Il se glisse toujours dans les langues d’autres défauts qui font voir le caractère d’une nation. En France les modes s’introduisent dans les expressions comme dans les coiffures. Un malade ou un médecin du bel air se sera avisé de dire qu’il a eu un soupçon de fièvre, pour signifier qu’il en a eu une légère atteinte ; voilà bientôt toute la nation qui a des soupçons de colique ; des soupçons de haine, d’amour, de ridicule. Les prédicateurs vous disent en chaire qu’il faut avoir au moins un soupçon d’amour de Dieu. Au bout de quelques mois cette mode passe pour faire place à une autre. Vis-à-vis s’introduit partout. On se trouve dans toutes les conversations vis-à-vis de ses goûts et de ses intérêts. Les courtisans sont bien ou mal vis-à-vis du roi ; les ministres embarrassés vis-à-vis d’eux-mêmes ; le parlement en corps fait souvenir la nation qu’il a été le soutien des lois vis-à-vis de l’archevêque ; et les hommes, en chaire, sont vis-à-vis de Dieu dans un état de perdition (3).
Ce qui nuit le plus à la noblesse de la langue, ce n’est pas cette mode passagère dont on se dégoûte bientôt, ce ne sont pas les solécismes de la bonne compagnie, dans lesquels les bons auteurs ne tombent point ; c’est l’affectation des auteurs médiocres de parler de choses sérieuses dans le style de la conversation. Vous lirez dans nos livres nouveaux de philosophie qu’il ne faut pas faire à pure perte les frais de penser ; que les éclipses sont en droit d’effrayer le peuple ; qu’Epicure avait un extérieur à l’unisson de son âme que Clodius renvia sur Auguste ; et mille autres expressions pareilles, dignes du laquais des Précieuses ridicules.
Le style des ordonnances des rois, et des arrêts prononcés dans les tribunaux, ne sert qu’à faire voir de quelle barbarie on est parti. On s’en moque dans la comédie des Plaideurs (acte II, sc. IX) :
Lequel Hiérôme, après plusieurs rébellions,
Aurait atteint, frappe moi sergent à la joue.
Cependant il est arrivé que des gazetiers et des faiseurs de journaux ont adopté cette incongruité ; et vous lisez dans des papiers publics : « On a appris que la flotte aurait mis à la voile le 7 mars, et qu’elle aurait doublé les Sorlingues (4). »

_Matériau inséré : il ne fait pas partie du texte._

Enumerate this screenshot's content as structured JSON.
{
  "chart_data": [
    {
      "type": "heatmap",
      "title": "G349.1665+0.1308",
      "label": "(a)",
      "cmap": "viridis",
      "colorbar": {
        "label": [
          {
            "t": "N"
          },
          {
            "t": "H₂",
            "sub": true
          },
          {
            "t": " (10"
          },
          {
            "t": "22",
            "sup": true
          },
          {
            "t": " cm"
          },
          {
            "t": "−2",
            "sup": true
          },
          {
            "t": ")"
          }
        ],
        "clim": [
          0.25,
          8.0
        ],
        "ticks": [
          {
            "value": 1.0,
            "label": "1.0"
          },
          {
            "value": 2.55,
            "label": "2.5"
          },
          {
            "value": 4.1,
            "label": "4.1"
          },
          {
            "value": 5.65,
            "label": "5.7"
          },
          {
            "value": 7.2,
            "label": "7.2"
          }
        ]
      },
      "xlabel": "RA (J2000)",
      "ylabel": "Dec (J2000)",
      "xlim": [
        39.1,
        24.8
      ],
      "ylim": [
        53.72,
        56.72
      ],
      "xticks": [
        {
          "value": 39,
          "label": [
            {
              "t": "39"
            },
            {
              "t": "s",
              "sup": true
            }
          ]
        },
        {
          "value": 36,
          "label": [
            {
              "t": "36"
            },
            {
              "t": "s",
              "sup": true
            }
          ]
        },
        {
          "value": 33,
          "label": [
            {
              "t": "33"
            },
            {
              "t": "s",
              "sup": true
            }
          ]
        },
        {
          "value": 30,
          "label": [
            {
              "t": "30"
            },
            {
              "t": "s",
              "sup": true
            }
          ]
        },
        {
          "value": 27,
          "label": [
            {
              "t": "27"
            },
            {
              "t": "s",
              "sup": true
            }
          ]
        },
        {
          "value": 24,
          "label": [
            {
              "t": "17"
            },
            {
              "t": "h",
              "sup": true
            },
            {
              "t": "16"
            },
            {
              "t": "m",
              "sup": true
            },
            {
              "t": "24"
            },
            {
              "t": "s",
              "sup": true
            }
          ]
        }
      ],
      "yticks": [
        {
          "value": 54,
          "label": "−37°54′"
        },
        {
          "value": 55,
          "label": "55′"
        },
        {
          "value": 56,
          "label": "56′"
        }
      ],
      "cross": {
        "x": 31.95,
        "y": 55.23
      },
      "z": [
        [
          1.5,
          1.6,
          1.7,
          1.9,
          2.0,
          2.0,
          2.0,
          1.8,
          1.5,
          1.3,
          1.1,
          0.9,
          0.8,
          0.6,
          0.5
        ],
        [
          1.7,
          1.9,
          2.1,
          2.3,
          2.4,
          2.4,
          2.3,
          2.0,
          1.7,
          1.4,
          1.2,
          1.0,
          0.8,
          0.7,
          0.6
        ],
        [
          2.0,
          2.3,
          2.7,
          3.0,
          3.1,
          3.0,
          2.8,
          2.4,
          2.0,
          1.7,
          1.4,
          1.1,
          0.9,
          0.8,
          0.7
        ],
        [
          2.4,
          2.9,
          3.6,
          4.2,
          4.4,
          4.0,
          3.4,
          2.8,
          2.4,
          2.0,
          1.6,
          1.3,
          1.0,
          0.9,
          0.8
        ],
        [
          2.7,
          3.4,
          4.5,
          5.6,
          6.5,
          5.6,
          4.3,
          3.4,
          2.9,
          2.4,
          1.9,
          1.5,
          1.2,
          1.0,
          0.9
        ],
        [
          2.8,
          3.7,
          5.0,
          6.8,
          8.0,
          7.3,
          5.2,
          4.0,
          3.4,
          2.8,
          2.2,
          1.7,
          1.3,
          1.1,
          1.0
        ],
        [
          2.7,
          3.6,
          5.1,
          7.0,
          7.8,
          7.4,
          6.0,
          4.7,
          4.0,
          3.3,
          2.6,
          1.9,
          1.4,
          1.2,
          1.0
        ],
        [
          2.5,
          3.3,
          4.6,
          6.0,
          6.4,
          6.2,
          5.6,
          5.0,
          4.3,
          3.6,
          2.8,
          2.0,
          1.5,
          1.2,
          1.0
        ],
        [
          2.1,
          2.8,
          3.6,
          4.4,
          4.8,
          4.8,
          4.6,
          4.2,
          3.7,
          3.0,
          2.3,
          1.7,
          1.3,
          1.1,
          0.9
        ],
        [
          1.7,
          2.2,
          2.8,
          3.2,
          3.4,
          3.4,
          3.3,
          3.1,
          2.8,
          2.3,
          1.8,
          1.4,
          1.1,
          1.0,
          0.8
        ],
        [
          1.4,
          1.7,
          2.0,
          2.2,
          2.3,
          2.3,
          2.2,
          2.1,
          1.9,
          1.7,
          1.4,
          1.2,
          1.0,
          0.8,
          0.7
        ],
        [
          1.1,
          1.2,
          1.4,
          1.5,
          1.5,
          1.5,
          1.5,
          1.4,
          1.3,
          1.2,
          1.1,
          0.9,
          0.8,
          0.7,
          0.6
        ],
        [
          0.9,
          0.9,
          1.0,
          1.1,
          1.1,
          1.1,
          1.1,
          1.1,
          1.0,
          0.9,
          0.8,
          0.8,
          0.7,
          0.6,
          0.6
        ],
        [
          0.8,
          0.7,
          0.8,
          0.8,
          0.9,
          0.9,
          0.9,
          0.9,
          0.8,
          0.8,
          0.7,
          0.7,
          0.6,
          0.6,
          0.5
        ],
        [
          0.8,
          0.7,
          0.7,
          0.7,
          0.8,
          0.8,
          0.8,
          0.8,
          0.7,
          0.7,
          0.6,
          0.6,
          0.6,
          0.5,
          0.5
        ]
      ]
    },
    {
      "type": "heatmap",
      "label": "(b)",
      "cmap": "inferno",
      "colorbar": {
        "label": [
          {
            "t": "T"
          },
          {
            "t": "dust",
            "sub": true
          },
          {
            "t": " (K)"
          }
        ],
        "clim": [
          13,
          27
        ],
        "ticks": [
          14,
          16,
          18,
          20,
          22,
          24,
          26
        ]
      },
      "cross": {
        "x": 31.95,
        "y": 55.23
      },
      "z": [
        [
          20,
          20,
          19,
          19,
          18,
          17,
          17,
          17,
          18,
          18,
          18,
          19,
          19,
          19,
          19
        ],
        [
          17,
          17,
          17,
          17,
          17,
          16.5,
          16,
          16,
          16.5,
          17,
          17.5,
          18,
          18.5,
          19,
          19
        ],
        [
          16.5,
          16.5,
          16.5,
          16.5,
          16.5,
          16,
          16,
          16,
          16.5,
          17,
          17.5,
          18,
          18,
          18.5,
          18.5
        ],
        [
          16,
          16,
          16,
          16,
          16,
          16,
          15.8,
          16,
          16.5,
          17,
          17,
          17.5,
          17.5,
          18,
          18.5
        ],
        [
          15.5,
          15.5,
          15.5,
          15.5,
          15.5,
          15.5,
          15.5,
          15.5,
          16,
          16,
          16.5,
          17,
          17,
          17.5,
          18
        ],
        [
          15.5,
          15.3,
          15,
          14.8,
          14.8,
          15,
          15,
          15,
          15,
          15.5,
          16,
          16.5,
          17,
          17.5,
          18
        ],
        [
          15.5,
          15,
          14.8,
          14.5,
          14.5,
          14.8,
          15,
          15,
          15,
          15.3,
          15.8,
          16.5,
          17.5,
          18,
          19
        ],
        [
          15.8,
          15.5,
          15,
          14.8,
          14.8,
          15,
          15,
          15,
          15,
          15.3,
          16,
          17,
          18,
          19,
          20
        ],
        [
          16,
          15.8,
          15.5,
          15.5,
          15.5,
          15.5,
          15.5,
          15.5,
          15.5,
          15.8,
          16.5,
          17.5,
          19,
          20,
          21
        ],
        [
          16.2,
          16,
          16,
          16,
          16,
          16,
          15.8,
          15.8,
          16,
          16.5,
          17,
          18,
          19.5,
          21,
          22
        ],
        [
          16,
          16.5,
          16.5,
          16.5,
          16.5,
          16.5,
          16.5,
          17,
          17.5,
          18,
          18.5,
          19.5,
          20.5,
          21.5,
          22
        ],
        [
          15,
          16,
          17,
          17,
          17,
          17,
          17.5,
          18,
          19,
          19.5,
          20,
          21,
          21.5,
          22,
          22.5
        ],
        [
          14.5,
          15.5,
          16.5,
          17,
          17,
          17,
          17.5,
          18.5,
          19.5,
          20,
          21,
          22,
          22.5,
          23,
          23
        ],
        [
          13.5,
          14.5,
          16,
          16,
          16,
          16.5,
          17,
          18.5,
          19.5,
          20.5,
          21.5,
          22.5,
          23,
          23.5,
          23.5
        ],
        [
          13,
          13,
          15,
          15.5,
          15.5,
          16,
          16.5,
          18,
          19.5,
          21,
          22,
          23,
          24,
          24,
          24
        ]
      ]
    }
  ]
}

Tout conspire à corrompre une langue un peu étendue ; les auteurs qui gâtent le style par affectation ; ceux qui écrivent en pays étranger, et qui mêlent presque toujours des expressions étrangères à leur langue naturelle ; les négociations qui introduisent dans la conversation les termes de leur comptoir, et qui vous disent que l’Angleterre arme une flotte, mais que par contre la France équipe des vaisseaux : les beaux esprits des pays étrangers qui, ne connaissant pas l’usage, vous disent qu’un jeune prince a été très bien éduqué, au lieu de dire qu’il a reçu une bonne éducation.
Toute langue était imparfaite, il ne s’ensuit pas qu’on doive la changer. Il faut absolument s’en tenir à la manière dont les bons auteurs l’ont parlée ; et quand on a un nombre suffisant, d’auteurs approuvés, la langue est fixée. Ainsi on ne peut plus rien changer à l’italien, à l’espagnol, à l’anglais, au français, sans les corrompre ; la raison en est claire : c’est qu’on rendrait bientôt inintelligibles les livres qui font l’instruction et le plaisir des nations.
1 – Iliade.
2 – Voyez ce mot. Il y a ici redite. (G.A.)
3 – Redites. Voyez l’article FRANÇAIS. (G.A.)
4 – Voyez l’article GAZETTE. La plupart de ces exemples ont déjà été cités par Voltaire avec des remarques analogues. (G.A.)